En quête d'un nom pour Matignon, Macron poursuit ses consultations

  • Nouvelle journée de tractations à l'Elysée. La présidente de l'Assemblée nationale Yaël Braun-Pivet y est attendue à 9H30 pour ouvrir le bal, que son homologue du Sénat Gérard Larcher clora à 17H00
  • Le rendez-vous principal à l'agenda présidentiel sera toutefois l'entretien avec Marine Le Pen et Jordan Bardella à 10H45.

PARIS: Consultations, suite et fin ? Après la gauche, la droite et son propre camp vendredi, Emmanuel Macron reçoit lundi les chefs de file de l'extrême droite, ainsi que les présidents de l'Assemblée et du Sénat, en vue de désigner enfin un nouveau Premier ministre.

Nouvelle journée de tractations à l'Elysée. La présidente de l'Assemblée nationale Yaël Braun-Pivet y est attendue à 9H30 pour ouvrir le bal, que son homologue du Sénat Gérard Larcher clora à 17H00. Les deux têtes du Parlement feront entretemps une apparition commune en début d'après-midi à l'université d'été du Medef.

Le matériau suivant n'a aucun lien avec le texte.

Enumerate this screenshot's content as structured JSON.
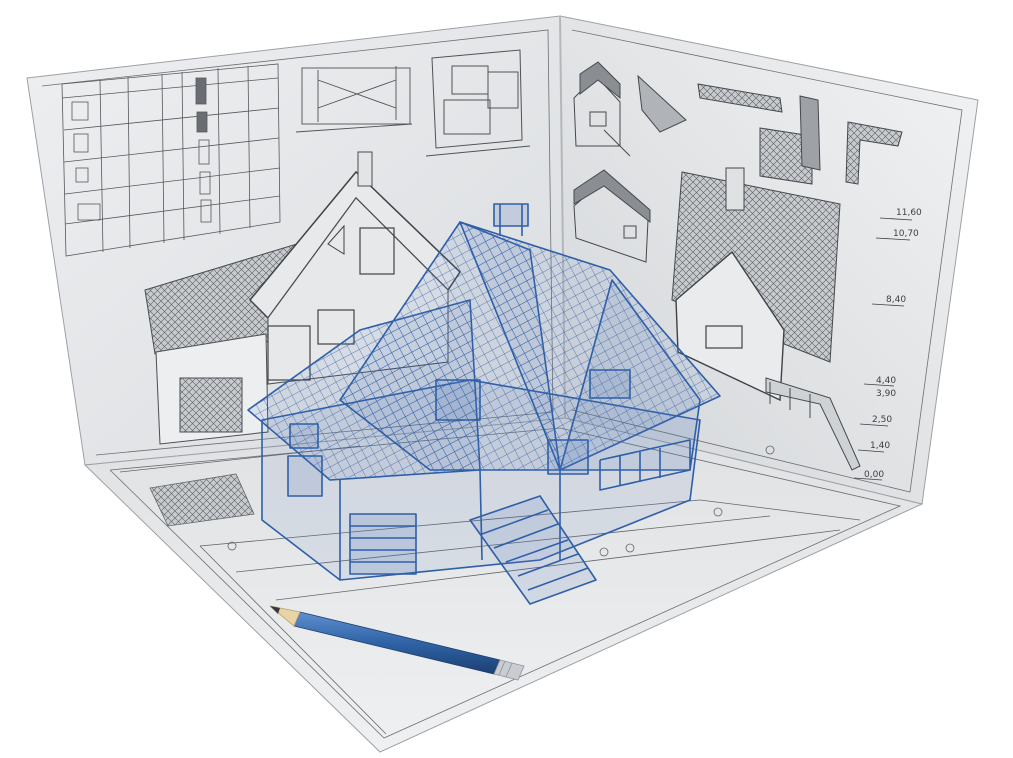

Le rendez-vous principal à l'agenda présidentiel sera toutefois l'entretien avec Marine Le Pen et Jordan Bardella à 10H45. Les leaders du Rassemblement national seront suivis à 12H00 de leur nouvel allié Eric Ciotti.

L'extrême droite, qui a fait une croix sur Matignon après sa défaite aux législatives, aura l'occasion de rappeler au chef de l'Etat son refus d'un gouvernement de gauche, avec ou sans ministres Insoumis. "On censurera tout gouvernement qui est issu du Nouveau Front populaire, mais surtout qui applique le programme du Nouveau Front populaire", a indiqué Sébastien Chenu, lundi sur France 2.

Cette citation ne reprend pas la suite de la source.